History or current evidence of any condition, therapy, or laboratory abnormality that might confound the results of the study, interfere with the subject's participation for the full duration of the study, or is not in the best interest of the subject to participate, in the opinion of the treating investigator.
Known psychiatric or substance abuse disorder that would increase the safety risk to the subject or interfere with participation of the subject or the evaluation of the clinical study in the opinion of the investigator.
Prior organ transplantation, including allogeneic tissue or solid organ transplantation.
Has spinal cord compression or clinically active central nervous system metastases, defined as untreated and symptomatic, or requiring therapy with corticosteroids or anticonvulsants to control associated symptoms. Subjects with clinically inactive brain metastases may be included in the study. Subjects with treated brain metastases who are no longer symptomatic and who require no treatment with corticosteroids or anticonvulsants may be included in the study if they have recovered from the acute toxic effect of radiotherapy. A minimum of 2 weeks must have elapsed between the end of whole brain radiotherapy and study enrollment.
Has leptomeningeal carcinomatosis.
Uncontrolled or significant cardiac disease including:
Mean QT interval corrected for heart rate using Fridericia’s formula (QTcF) prolongation to > 470 ms (females) or > 450 ms (males) based on the average of the screening triplicate 12-lead electrocardiograms (ECGs);
History of myocardial infarction or unstable angina within 6 months before Cycle 1 Day 1;
History of symptomatic congestive heart failure (New York Heart Association classes II–IV) or a serious cardiac arrhythmia requiring treatment;
Uncontrolled hypertension (resting systolic blood pressure > 180 mmHg or diastolic blood pressure > 110 mmHg.

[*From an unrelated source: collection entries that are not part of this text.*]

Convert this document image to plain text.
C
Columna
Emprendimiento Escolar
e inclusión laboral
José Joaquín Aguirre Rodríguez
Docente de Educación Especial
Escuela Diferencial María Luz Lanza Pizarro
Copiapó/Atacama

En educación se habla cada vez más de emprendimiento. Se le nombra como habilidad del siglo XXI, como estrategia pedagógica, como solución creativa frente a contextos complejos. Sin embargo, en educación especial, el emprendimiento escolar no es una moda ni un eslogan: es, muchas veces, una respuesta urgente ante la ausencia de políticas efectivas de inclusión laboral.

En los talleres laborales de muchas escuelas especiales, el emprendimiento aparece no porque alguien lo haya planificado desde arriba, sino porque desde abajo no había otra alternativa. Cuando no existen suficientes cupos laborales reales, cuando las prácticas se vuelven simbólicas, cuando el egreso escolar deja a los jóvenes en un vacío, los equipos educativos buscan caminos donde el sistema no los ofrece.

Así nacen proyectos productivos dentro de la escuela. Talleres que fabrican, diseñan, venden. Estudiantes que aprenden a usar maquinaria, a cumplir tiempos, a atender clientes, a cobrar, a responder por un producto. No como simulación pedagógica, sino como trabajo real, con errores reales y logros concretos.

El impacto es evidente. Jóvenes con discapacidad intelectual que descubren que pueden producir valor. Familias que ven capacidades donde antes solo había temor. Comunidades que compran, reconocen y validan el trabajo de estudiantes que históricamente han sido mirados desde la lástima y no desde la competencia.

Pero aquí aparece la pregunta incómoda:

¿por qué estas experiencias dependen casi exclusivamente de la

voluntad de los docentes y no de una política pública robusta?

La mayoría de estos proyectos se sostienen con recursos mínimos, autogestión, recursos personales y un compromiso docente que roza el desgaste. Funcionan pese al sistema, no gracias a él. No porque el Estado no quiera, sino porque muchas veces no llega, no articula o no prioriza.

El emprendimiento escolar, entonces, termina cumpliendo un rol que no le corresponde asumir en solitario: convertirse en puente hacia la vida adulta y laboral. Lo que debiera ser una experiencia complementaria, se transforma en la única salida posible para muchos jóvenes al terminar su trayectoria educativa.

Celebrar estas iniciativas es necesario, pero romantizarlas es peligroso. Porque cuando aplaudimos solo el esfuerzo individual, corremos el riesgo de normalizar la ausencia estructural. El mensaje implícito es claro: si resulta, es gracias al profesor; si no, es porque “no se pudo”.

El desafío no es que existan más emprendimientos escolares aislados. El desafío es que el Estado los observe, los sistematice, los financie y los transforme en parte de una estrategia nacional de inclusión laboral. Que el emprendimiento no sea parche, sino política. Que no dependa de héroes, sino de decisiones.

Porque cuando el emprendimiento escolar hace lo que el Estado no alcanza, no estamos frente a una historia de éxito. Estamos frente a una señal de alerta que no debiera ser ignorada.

History of (non-infectious) interstitial lung disease (ILD)/pneumonitis that required steroids, has current ILD/pneumonitis, or where suspected ILD/pneumonitis cannot be ruled out by imaging at screening.
Clinically severe pulmonary compromise resulting from intercurrent pulmonary illnesses including, but not limited to, any underlying pulmonary disorder (i.e., pulmonary emboli within 3 months of the study enrollment, severe asthma, severe chronic obstructive pulmonary disease [COPD], restrictive lung disease, pleural effusion, etc), or any autoimmune, connective tissue, or inflammatory disorders with pulmonary involvement (i.e., rheumatoid arthritis, Sjogren's syndrome, sarcoidosis, etc.), or prior pneumonectomy.
Clinically significant corneal disease Has other primary malignancies, except adequately resected non-melanoma skin cancer, curatively treated in situ disease, or other solid tumors curatively treated, with no evidence of disease for ≥ 3 years.